Vertikalen Brigaden: Lernen in Gruppen

Am Bauhaus arbeiteten Studierende in Gruppen, die je nach Interessengebiet zusammengestellt wurden. Diese Gruppen analysierten Beispiele, führten Vergleiche durch und präsentierten ihre Ergebnisse (Oswalt, 2021, S. 140). Besonders hervorzuheben sind die sogenannten „vertikalen Brigaden“, in denen Studierende unterschiedlichen Alters, Semesters und unterschiedlicher Spezialisierung (z.B. Weberei, …) gemeinsam lernten. Diese Zusammenarbeit förderte den Wissensaustausch und die Eigenverantwortung der Studierenden.

In der Informatik könnte ein ähnliches Konzept umgesetzt werden, indem Projektteams aus Bachelor-, Master- und Promotionsstudierenden gebildet werden. Diese alters- und erfahrungsübergreifenden Teams könnten nicht nur technische, sondern auch soziale Kompetenzen stärken. Die klare Anleitung durch Dozierende würde den Einstieg erleichtern.

Werkstattprinzip als didaktischer Ansatz

Das Bauhaus sah die Werkstatt nicht nur als physischen Ort, sondern als pädagogisches Prinzip: ein Raum für experimentelles, selbstgesteuertes und zielorientiertes Lernen. Meyer und Gropius verstanden Architektur – und damit auch den Lernprozess – als „Gestaltung von Lebensvorgängen“ (Oswalt, 2021, S. 140).

In der Informatik könnten Labore und virtuelle Arbeitsumgebungen als moderne Werkstätten dienen. Hier könnten Studierende frei experimentieren, Prototypen entwickeln und ihre Ergebnisse kontinuierlich reflektieren und verbessern. Lehrende würden dabei weniger als Wissensvermittler, sondern vielmehr als Berater agieren, die den Lernprozess begleiten und unterstützen.

Fokus auf den Menschen

Ein zentrales Anliegen der Bauhaus-Pädagogik war die Gestaltung für den Menschen. Dieser Ansatz betonte nicht nur ästhetische und funktionale Aspekte, sondern auch die soziale Verantwortung des Designs. Informatikprojekte könnten in ähnlicher Weise darauf abzielen, die gesellschaftliche Relevanz der entwickelten Artefakte zu berücksichtigen. Dies könnte durch Projekte realisiert werden, die beispielsweise Barrierefreiheit, Usability, User Experience, oder soziale Inklusion adressieren.

Fazit: Inspiration für die Informatik-Lehre

Die Bauhaus-Pädagogik bietet wertvolle Anregungen für die universitäre Lehre in der Informatik. Die Verbindung von Theorie und Praxis, die Förderung von Eigenverantwortung und Gruppenarbeit sowie das Werkstattprinzip könnten helfen, Studierende besser auf die komplexen Anforderungen der Berufswelt vorzubereiten.

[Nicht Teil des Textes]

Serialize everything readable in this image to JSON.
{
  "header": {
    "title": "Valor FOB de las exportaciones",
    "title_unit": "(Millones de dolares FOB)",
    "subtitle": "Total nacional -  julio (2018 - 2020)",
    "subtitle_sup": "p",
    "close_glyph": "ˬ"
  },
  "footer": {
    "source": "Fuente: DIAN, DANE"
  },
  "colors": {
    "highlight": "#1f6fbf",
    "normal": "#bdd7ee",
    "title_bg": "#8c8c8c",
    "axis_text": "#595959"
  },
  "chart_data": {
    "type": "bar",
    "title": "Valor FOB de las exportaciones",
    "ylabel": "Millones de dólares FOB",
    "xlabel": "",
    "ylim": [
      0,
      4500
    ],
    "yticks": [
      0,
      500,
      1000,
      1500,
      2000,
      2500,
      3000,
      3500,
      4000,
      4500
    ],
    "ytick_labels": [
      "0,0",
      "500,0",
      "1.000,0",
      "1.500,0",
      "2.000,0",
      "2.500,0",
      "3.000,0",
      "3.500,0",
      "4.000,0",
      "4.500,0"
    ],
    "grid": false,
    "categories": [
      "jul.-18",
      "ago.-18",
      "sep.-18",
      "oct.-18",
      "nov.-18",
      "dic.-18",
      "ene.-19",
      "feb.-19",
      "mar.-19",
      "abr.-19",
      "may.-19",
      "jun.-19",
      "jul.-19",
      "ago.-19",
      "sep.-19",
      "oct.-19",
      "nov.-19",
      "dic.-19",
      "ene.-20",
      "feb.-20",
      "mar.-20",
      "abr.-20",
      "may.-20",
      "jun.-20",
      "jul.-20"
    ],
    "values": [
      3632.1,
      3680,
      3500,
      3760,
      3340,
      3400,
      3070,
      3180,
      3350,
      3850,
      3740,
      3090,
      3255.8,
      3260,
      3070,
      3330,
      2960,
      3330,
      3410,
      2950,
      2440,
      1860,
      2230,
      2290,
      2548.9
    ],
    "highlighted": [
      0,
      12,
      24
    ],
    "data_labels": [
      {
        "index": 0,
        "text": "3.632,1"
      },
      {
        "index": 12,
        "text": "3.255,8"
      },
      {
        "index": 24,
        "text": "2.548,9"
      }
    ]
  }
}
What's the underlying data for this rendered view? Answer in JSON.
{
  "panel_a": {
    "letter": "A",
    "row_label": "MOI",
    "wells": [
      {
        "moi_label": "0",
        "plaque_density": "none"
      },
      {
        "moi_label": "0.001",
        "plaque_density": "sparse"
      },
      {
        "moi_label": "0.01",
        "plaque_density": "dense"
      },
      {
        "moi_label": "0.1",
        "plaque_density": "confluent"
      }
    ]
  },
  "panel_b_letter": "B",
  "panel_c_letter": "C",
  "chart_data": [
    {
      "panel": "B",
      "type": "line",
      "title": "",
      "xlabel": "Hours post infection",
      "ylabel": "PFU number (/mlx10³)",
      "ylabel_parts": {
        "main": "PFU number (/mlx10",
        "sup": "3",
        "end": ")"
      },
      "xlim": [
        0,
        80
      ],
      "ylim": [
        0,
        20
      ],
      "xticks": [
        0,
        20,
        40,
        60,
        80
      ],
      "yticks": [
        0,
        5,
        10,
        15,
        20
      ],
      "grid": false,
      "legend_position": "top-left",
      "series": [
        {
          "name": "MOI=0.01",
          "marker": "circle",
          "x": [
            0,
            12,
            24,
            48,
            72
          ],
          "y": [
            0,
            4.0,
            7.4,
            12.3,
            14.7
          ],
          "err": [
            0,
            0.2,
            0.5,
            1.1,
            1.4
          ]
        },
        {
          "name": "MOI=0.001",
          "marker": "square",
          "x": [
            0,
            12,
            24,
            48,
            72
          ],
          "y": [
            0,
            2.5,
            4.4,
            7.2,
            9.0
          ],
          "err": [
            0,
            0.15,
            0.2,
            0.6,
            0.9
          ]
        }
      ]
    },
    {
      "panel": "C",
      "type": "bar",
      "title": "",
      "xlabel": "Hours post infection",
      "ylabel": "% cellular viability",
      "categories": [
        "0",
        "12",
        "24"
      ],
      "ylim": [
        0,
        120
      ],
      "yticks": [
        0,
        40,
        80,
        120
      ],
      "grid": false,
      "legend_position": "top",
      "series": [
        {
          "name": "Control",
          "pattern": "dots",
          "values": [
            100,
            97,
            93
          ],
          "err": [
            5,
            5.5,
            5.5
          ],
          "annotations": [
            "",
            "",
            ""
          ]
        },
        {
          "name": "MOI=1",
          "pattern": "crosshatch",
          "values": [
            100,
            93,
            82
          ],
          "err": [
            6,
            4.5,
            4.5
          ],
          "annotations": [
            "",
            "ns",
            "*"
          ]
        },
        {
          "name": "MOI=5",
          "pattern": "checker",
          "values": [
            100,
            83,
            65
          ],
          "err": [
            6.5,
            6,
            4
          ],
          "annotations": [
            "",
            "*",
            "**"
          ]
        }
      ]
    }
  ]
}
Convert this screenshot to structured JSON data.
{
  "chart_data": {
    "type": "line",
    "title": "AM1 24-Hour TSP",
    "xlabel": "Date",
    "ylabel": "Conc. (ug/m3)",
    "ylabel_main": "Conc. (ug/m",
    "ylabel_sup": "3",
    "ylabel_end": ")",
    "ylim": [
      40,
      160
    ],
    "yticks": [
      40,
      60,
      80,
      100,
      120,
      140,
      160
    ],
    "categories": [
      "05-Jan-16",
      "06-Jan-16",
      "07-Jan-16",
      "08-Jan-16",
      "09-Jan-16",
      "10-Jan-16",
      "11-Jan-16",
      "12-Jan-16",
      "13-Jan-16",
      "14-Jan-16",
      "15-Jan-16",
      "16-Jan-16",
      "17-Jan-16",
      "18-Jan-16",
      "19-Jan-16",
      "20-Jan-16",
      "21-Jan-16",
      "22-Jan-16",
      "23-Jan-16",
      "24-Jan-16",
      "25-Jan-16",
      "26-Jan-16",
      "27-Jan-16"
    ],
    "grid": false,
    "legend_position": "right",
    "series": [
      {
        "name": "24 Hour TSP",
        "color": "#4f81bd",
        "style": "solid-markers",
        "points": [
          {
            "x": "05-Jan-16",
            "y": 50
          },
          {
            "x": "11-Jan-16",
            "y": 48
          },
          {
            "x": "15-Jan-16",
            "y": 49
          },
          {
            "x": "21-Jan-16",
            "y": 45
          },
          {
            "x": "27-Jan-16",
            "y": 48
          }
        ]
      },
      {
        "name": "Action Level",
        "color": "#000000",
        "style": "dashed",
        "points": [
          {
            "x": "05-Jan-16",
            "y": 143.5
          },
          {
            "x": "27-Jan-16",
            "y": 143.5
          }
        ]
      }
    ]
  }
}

Insbesondere die praxisorientierte Ausrichtung des Bauhauses könnte die Informatik-Lehre bereichern, indem sie Studierende ermutigt, innovative und gesellschaftlich relevante Lösungen zu entwickeln – ganz im Sinne der Bauhaus-Maxime, Kunst, Technik und Gesellschaft miteinander zu verbinden.

Quellen

Agile Software Entwicklung in der Lehre

Agile Software Entwicklung im Team kann man nicht anhand von Lehrbüchern vermitteln. Die Prinzipien, Regeln und die Gebrauch entsprechender Werkzeuge muss vielmehr in einem realen Szenario über einen längeren Zeitraum erfahren werden.

Am Lehrgebiet Kooperative Systeme haben wir uns in diesem Wintersemester wieder dieser Herausforderung gestellt und sind mit 17 auf drei Teams verteilte Studierende an den Start gegangen. Der Kickoff zur Vorbereitung musste Corona-bedingt virtuell stattfinden. Über vier Tage hinweg gab es sieben Impulsvorträge der Studierenden, einen Design Workshop, mehrere Akte eines Rollenspiels mit einem fiktiven Auftraggeber, ein Planning Game, kurze Demonstrationen zur Nutzung von Git, GitLab, VS Code und Docker sowie ein paar Spiele zur Verdeutlichung von Problemen in der digitalen Zusammenarbeit.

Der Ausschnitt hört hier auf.